When Gul Raziq was just 18, he made a decision that would change his family’s life for ever.
Then a student in Charsadda, Pakistan, he cut his studies short and followed his uncle to Abu Dhabi.
Two decades on, Mr Raziq is now head groundsman at Al Ghazal Golf Club close to the airport. And the money he sent home to his three younger brothers, four sisters and parents has transformed their lives.
One brother is now in the army, another an academic and a third is studying. His four sisters are married.
“It was my decision to come here to do that. Because my family was poor and we could not go forward there,” Mr Raziq says. “I had to go and I survived. I am happy about that and I’m proud. I did things for my family and they are in a good position now.”
It’s a story that’s familiar to millions of residents who’ve come to the UAE throughout the decades. They come from Pakistan, Bangladesh, India and across the globe in search of a better future for their family at huge personal sacrifice.
Mr Raziq’s uncle was groundsman at Abu Dhabi City Club. When that course converted to grass, members went on to establish a new sand golf course which would become Al Ghazal Golf Club in 1997. His uncle told Mr Raziq that workers were needed so he arrived for work in 1997.
His journey to the UAE was his first trip outside of Pakistan and he was surprised that the course was not grass.
“We had a golf course in Peshawar and it was for the army,” he recalls. “No one was allowed in only the army people. The big people with a lot of money.
“When I came I thought it would be green: why is it like this? How are they playing here? But slowly I realised about how the sand course works.”
Sand golf has a long history in the region, going back to the pioneering oil days. There were clubs across the country with Dubai Country Club being one of the most famous.
For a non-member on weekdays at Al Ghazal costs about Dh150. Players, or sandies as they are known, carry around a piece of astroturf from which to hit the ball, while greens are "browns", slicked down with an oil and sand composite. Today there are only three left. Al Ghazal closed briefly last year but now under new management, it's about to embark on a major expansion this year as a sport and adventure complex.
“When it closed, I was shocked. But the new management are great. Especially Mr Justin [Dong-Jae Lee, the chief executive of TU Management] – he is a professional and it’s going very well.”
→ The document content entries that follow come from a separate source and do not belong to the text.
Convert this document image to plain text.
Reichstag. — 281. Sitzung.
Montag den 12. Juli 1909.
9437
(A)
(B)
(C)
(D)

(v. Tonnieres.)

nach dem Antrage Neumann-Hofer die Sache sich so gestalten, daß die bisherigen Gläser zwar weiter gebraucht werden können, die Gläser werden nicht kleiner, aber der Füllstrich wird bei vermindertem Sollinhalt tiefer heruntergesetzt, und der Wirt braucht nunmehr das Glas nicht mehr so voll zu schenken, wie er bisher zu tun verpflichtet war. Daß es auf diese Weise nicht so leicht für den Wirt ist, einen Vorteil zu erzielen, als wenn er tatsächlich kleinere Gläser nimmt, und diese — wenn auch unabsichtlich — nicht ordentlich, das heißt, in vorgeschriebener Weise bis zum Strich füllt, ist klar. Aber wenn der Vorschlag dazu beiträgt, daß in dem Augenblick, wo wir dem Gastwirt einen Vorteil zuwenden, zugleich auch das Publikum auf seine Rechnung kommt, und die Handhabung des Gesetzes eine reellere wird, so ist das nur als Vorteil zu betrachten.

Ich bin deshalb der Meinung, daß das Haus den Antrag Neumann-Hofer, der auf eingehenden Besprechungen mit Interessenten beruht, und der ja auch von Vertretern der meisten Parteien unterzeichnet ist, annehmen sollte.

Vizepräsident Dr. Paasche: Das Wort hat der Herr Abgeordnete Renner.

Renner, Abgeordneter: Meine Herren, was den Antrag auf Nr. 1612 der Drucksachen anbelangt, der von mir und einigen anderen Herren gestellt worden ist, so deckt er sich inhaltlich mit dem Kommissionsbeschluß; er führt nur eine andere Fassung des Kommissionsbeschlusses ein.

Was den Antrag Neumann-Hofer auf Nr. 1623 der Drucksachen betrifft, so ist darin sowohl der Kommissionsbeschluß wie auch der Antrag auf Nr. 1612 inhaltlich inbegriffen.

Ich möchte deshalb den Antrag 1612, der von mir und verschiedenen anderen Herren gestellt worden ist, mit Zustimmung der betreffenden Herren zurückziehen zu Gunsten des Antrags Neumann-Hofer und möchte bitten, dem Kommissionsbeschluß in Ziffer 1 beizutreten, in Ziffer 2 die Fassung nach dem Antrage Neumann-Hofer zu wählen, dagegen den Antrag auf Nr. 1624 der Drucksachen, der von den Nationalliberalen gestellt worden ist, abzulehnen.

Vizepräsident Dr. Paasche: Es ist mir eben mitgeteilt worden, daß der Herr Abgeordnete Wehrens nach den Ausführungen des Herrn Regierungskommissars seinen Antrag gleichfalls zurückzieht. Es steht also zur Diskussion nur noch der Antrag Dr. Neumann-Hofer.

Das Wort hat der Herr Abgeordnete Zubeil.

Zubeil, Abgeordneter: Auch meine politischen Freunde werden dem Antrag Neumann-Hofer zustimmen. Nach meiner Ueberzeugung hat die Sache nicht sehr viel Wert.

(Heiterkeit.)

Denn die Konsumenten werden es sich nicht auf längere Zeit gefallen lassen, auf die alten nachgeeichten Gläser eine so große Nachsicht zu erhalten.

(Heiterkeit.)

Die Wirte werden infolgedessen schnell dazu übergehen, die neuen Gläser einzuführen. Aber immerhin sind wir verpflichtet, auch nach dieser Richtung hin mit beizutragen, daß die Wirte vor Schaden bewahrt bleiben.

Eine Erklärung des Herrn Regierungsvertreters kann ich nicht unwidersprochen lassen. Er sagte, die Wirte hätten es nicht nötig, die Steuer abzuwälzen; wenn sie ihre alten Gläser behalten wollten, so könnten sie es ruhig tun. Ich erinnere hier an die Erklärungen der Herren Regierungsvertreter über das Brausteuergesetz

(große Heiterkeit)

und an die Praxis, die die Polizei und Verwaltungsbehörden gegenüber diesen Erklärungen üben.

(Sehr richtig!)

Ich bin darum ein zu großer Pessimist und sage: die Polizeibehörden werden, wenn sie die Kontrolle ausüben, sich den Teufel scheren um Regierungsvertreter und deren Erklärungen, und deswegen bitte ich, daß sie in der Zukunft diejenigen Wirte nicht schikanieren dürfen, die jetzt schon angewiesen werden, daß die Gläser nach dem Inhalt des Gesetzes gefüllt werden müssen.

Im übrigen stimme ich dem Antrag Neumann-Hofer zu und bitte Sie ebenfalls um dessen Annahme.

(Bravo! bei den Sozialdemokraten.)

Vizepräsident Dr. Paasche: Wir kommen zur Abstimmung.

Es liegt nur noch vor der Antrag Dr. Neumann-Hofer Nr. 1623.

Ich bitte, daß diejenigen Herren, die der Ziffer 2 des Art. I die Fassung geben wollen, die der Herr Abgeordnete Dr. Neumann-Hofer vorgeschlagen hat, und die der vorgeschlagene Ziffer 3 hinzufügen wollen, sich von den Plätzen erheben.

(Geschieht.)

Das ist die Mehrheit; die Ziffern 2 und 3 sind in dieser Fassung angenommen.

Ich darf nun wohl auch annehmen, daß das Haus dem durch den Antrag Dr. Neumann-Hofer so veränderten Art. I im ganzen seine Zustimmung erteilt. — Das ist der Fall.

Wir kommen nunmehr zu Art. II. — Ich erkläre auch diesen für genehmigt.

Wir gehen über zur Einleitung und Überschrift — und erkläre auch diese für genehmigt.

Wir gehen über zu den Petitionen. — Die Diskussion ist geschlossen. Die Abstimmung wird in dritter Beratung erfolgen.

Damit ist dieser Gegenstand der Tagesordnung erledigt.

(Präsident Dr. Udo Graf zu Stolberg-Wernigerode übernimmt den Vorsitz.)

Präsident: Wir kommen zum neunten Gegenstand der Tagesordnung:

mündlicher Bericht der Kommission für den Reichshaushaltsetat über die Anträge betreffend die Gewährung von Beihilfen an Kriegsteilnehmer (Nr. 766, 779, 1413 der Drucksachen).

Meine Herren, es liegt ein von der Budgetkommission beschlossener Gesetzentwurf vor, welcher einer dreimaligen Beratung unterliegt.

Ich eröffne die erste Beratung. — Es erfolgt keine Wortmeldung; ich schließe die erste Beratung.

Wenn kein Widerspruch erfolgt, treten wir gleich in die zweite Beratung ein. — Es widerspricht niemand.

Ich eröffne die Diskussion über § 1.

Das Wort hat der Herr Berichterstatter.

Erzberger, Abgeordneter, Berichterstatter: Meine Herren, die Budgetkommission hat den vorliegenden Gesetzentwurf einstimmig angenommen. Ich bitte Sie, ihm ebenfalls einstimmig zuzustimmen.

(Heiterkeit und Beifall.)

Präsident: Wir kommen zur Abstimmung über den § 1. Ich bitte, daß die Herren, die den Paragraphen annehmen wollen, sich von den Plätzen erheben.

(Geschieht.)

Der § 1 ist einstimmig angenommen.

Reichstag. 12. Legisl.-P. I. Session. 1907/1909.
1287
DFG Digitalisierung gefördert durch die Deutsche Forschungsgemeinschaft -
Mr Raziq takes me around the course on a golf buggy and memories of Pakistan, long days working at the course and his dreams for the future come pouring out. When he arrived, the course was only sand but trees and date palms have been planted and water hazards added under his watchful eye.
A day usually starts at 7am, “I am leading and have to check everything.” Water coolers around the course are refilled; the browns, or greens, are cleaned; and the fairways smoothed again.
His favourite holes are 15 where he made an eagle during a competition and 8 because of the trees the line the fairways. From the 8th tee, the airport’s control tower can be seen in the distance. Mr Raziq is a keen player and has a handicap of 6 - and apart from Al Ghazal, he also likes Emirates Golf Club.
Mr Raziq also recalls life back in Pakistan before he came to the UAE to work. “It’s lovely there. In morning at 7am I went to college. Then home at 3pm or 4pm and after I played cricket. I loved cricket and would play at the ground in Charsadda with friends.”
Now he has a family of his own back in Charsadda and the money he sends today is putting his children through school. He used to use Skype to stay in touch but now just phones them.
“I miss my family a lot and there are expenses with college so maybe I have to stay five years more.
“Now all my experience is here and not there but my long term plan is to go back and start a business so every day I can see my family. Maybe start a shop.”